- Incumbent Lidija Bradara since 28 February 2023
- Nominator: House of Peoples of the Federation of Bosnia and Herzegovina
- Appointer: Parliament of the Federation of Bosnia and Herzegovina
- Term length: 4 years, renewable once
- Formation: 31 May 1994; 32 years ago
- Deputy: Vice-President of the Federation of Bosnia and Herzegovina
- Salary: 3210 BAM (€ 1635)
- Website: http://predsjednikfbih.gov.ba/

= President of the Federation of Bosnia and Herzegovina =

Political position in Bosnia and Herzegovina

The president of the Federation of Bosnia and Herzegovina represents the Federation and is the head of the federal executive power. The term of the federal president is four years. The post was established in March 1994.

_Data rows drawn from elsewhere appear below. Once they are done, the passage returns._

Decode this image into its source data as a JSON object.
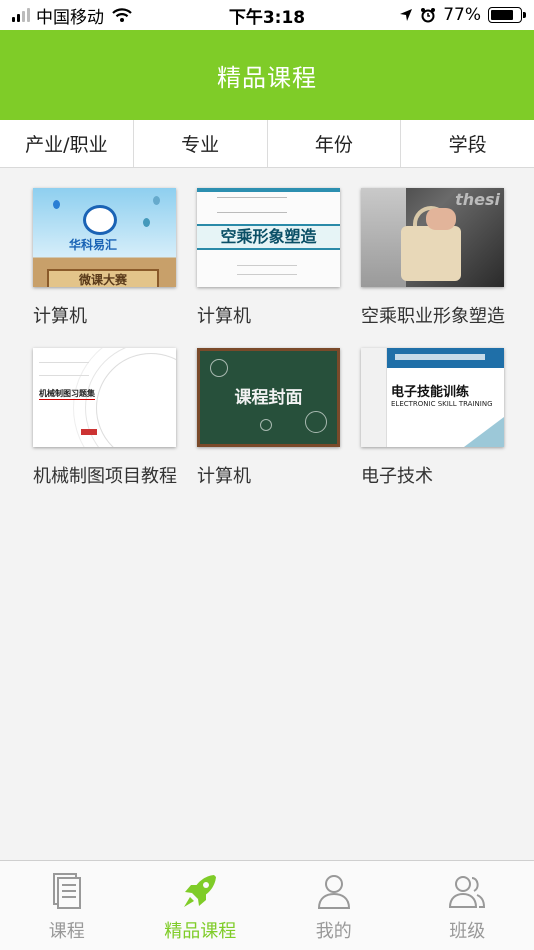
{
  "status_bar": {
    "carrier": "中国移动",
    "time": "下午3:18",
    "battery": "77%",
    "battery_level": 0.77
  },
  "header": {
    "title": "精品课程"
  },
  "filters": [
    {
      "label": "产业/职业"
    },
    {
      "label": "专业"
    },
    {
      "label": "年份"
    },
    {
      "label": "学段"
    }
  ],
  "courses": [
    {
      "title": "计算机",
      "cover": {
        "brand": "华科易汇",
        "board": "微课大赛"
      }
    },
    {
      "title": "计算机",
      "cover": {
        "heading": "空乘形象塑造"
      }
    },
    {
      "title": "空乘职业形象塑造"
    },
    {
      "title": "机械制图项目教程",
      "cover": {
        "heading": "机械制图习题集"
      }
    },
    {
      "title": "计算机",
      "cover": {
        "heading": "课程封面"
      }
    },
    {
      "title": "电子技术",
      "cover": {
        "heading": "电子技能训练",
        "subheading": "ELECTRONIC SKILL TRAINING"
      }
    }
  ],
  "tabs": [
    {
      "label": "课程",
      "icon": "document-icon",
      "active": false
    },
    {
      "label": "精品课程",
      "icon": "rocket-icon",
      "active": true
    },
    {
      "label": "我的",
      "icon": "user-icon",
      "active": false
    },
    {
      "label": "班级",
      "icon": "group-icon",
      "active": false
    }
  ],
  "colors": {
    "accent": "#7fcc28",
    "inactive_tab": "#999999"
  }
}
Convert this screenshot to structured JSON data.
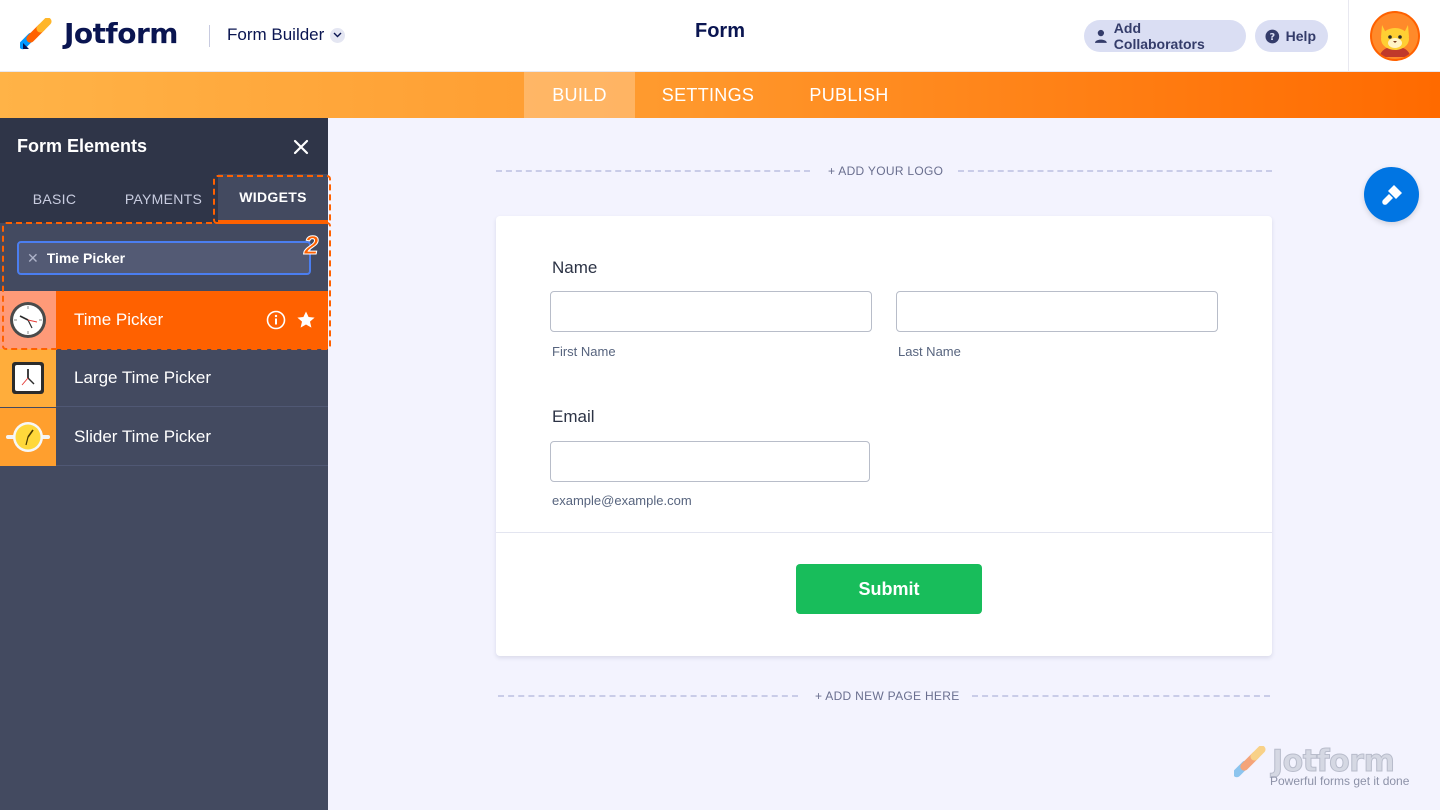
{
  "header": {
    "logo_text": "Jotform",
    "builder_label": "Form Builder",
    "form_title": "Form",
    "add_collaborators_label": "Add Collaborators",
    "help_label": "Help"
  },
  "nav": {
    "tabs": [
      {
        "label": "BUILD",
        "active": true
      },
      {
        "label": "SETTINGS",
        "active": false
      },
      {
        "label": "PUBLISH",
        "active": false
      }
    ]
  },
  "sidebar": {
    "title": "Form Elements",
    "tabs": [
      {
        "label": "BASIC",
        "active": false
      },
      {
        "label": "PAYMENTS",
        "active": false
      },
      {
        "label": "WIDGETS",
        "active": true
      }
    ],
    "search_value": "Time Picker",
    "step_number": "2",
    "widgets": [
      {
        "label": "Time Picker",
        "icon": "clock-icon",
        "selected": true
      },
      {
        "label": "Large Time Picker",
        "icon": "square-clock-icon",
        "selected": false
      },
      {
        "label": "Slider Time Picker",
        "icon": "yellow-clock-icon",
        "selected": false
      }
    ]
  },
  "canvas": {
    "add_logo": "+ ADD YOUR LOGO",
    "add_page": "+ ADD NEW PAGE HERE",
    "form": {
      "name_label": "Name",
      "first_name_sub": "First Name",
      "last_name_sub": "Last Name",
      "email_label": "Email",
      "email_sub": "example@example.com",
      "submit_label": "Submit"
    }
  },
  "watermark": {
    "text": "Jotform",
    "tagline": "Powerful forms get it done"
  },
  "colors": {
    "brand_orange": "#ff6100",
    "submit_green": "#18bd5b",
    "navy": "#0a1551",
    "sidebar_bg": "#434a60",
    "accent_blue": "#0075e3"
  }
}
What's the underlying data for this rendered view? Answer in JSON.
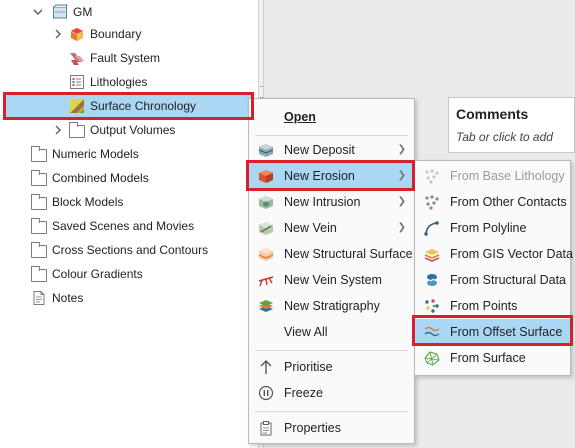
{
  "tree": {
    "gm_label": "GM",
    "boundary_label": "Boundary",
    "fault_system_label": "Fault System",
    "lithologies_label": "Lithologies",
    "surface_chronology_label": "Surface Chronology",
    "output_volumes_label": "Output Volumes",
    "folders": [
      "Numeric Models",
      "Combined Models",
      "Block Models",
      "Saved Scenes and Movies",
      "Cross Sections and Contours",
      "Colour Gradients"
    ],
    "notes_label": "Notes"
  },
  "comments": {
    "title": "Comments",
    "placeholder": "Tab or click to add"
  },
  "context_menu": {
    "open": "Open",
    "new_deposit": "New Deposit",
    "new_erosion": "New Erosion",
    "new_intrusion": "New Intrusion",
    "new_vein": "New Vein",
    "new_structural_surface": "New Structural Surface",
    "new_vein_system": "New Vein System",
    "new_stratigraphy": "New Stratigraphy",
    "view_all": "View All",
    "prioritise": "Prioritise",
    "freeze": "Freeze",
    "properties": "Properties"
  },
  "submenu": {
    "from_base_lithology": "From Base Lithology",
    "from_other_contacts": "From Other Contacts",
    "from_polyline": "From Polyline",
    "from_gis_vector_data": "From GIS Vector Data",
    "from_structural_data": "From Structural Data",
    "from_points": "From Points",
    "from_offset_surface": "From Offset Surface",
    "from_surface": "From Surface"
  },
  "colors": {
    "selection": "#a9d7f4",
    "highlight_box": "#d6202c"
  },
  "icons": [
    "chevron-down-icon",
    "chevron-right-icon",
    "geological-model-icon",
    "boundary-icon",
    "fault-system-icon",
    "lithologies-icon",
    "surface-chronology-icon",
    "folder-icon",
    "notes-icon",
    "submenu-arrow-icon"
  ]
}
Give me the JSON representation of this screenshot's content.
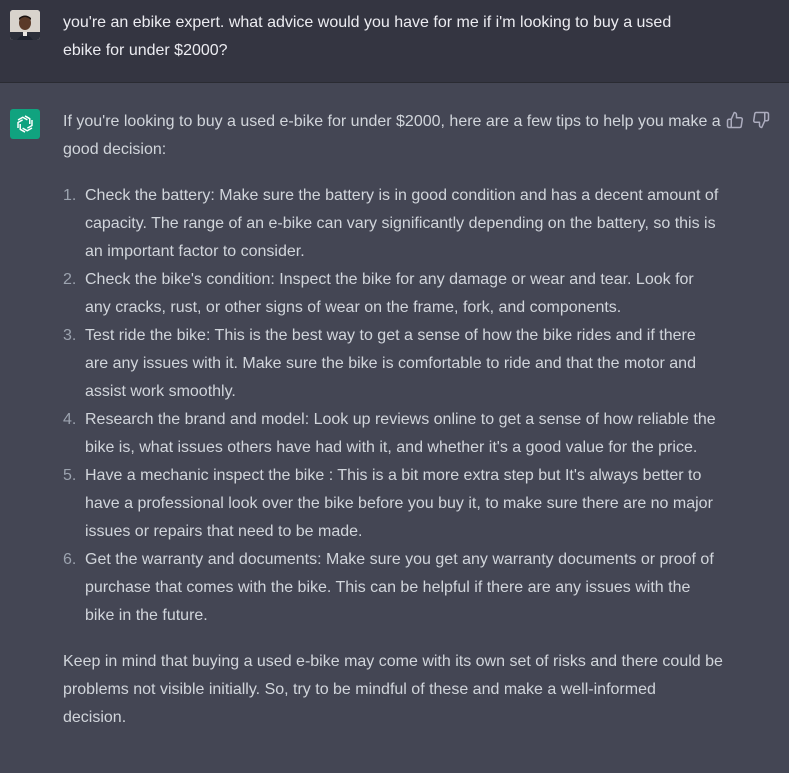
{
  "user_message": {
    "text": "you're an ebike expert. what advice would you have for me if i'm looking to buy a used ebike for under $2000?",
    "avatar": "user-avatar-photo"
  },
  "assistant_message": {
    "logo": "openai-logo-icon",
    "intro": "If you're looking to buy a used e-bike for under $2000, here are a few tips to help you make a good decision:",
    "tips": [
      {
        "num": "1.",
        "text": "Check the battery: Make sure the battery is in good condition and has a decent amount of capacity. The range of an e-bike can vary significantly depending on the battery, so this is an important factor to consider."
      },
      {
        "num": "2.",
        "text": "Check the bike's condition: Inspect the bike for any damage or wear and tear. Look for any cracks, rust, or other signs of wear on the frame, fork, and components."
      },
      {
        "num": "3.",
        "text": "Test ride the bike: This is the best way to get a sense of how the bike rides and if there are any issues with it. Make sure the bike is comfortable to ride and that the motor and assist work smoothly."
      },
      {
        "num": "4.",
        "text": "Research the brand and model: Look up reviews online to get a sense of how reliable the bike is, what issues others have had with it, and whether it's a good value for the price."
      },
      {
        "num": "5.",
        "text": "Have a mechanic inspect the bike : This is a bit more extra step but It's always better to have a professional look over the bike before you buy it, to make sure there are no major issues or repairs that need to be made."
      },
      {
        "num": "6.",
        "text": "Get the warranty and documents: Make sure you get any warranty documents or proof of purchase that comes with the bike. This can be helpful if there are any issues with the bike in the future."
      }
    ],
    "closing": "Keep in mind that buying a used e-bike may come with its own set of risks and there could be problems not visible initially. So, try to be mindful of these and make a well-informed decision."
  },
  "feedback": {
    "thumbs_up": "thumbs-up-icon",
    "thumbs_down": "thumbs-down-icon"
  }
}
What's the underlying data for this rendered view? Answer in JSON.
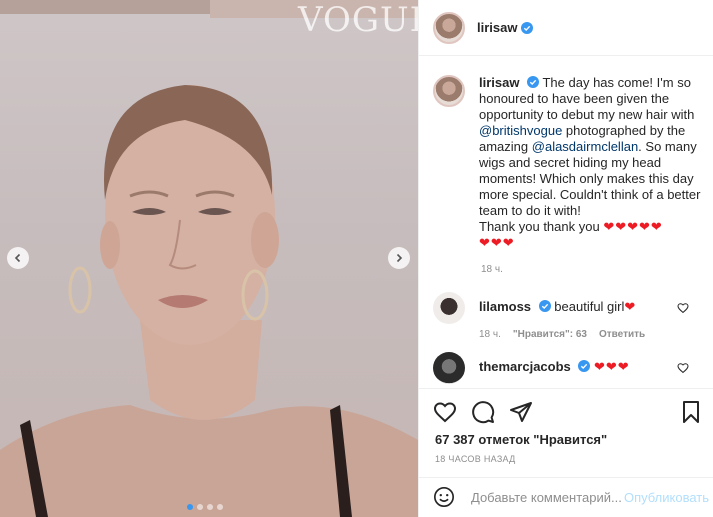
{
  "media": {
    "watermark": "VOGUE",
    "carousel_dots": 4,
    "active_dot": 0
  },
  "header": {
    "username": "lirisaw"
  },
  "caption": {
    "username": "lirisaw",
    "text_before_mention": "The day has come! I'm so honoured to have been given the opportunity to debut my new hair with",
    "mention1": "@britishvogue",
    "text_between": "photographed by the amazing",
    "mention2": "@alasdairmclellan",
    "text_after": ". So many wigs and secret hiding my head moments! Which only makes this day more special. Couldn't think of a better team to do it with!",
    "line_last": "Thank you thank you",
    "hearts_line1": "❤❤❤❤❤",
    "hearts_line2": "❤❤❤",
    "time": "18 ч."
  },
  "comments": [
    {
      "username": "lilamoss",
      "text": "beautiful girl",
      "hearts": "❤",
      "time": "18 ч.",
      "likes": "\"Нравится\": 63",
      "reply": "Ответить"
    },
    {
      "username": "themarcjacobs",
      "text": "",
      "hearts": "❤❤❤"
    }
  ],
  "likes_text": "67 387 отметок \"Нравится\"",
  "posted_ago": "18 ЧАСОВ НАЗАД",
  "add_comment": {
    "placeholder": "Добавьте комментарий...",
    "publish": "Опубликовать"
  },
  "colors": {
    "accent": "#3897f0",
    "heart": "#ed1c24",
    "link": "#00376b",
    "muted": "#8e8e8e"
  }
}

The election of the federal president consists of several activities. In electing the president and two vice-presidents of the Federation, at least one-third of the delegates of the respective Bosniak, Croat or Serb caucuses in the House of Peoples may nominate the president, and two vice-presidents of the Federation. After that, the House of Representatives needs to approve the president and vice-presidents, and after that, the House of Peoples has to confirm the decision of the House of Representatives by the majority of votes of all three caucuses.

The president can be dismissed from office after Federal Constitutional Court approves the request from the Parliament of the Federation of Bosnia and Herzegovina. Before the request was sent, two-thirds of Parliament need to vote for it.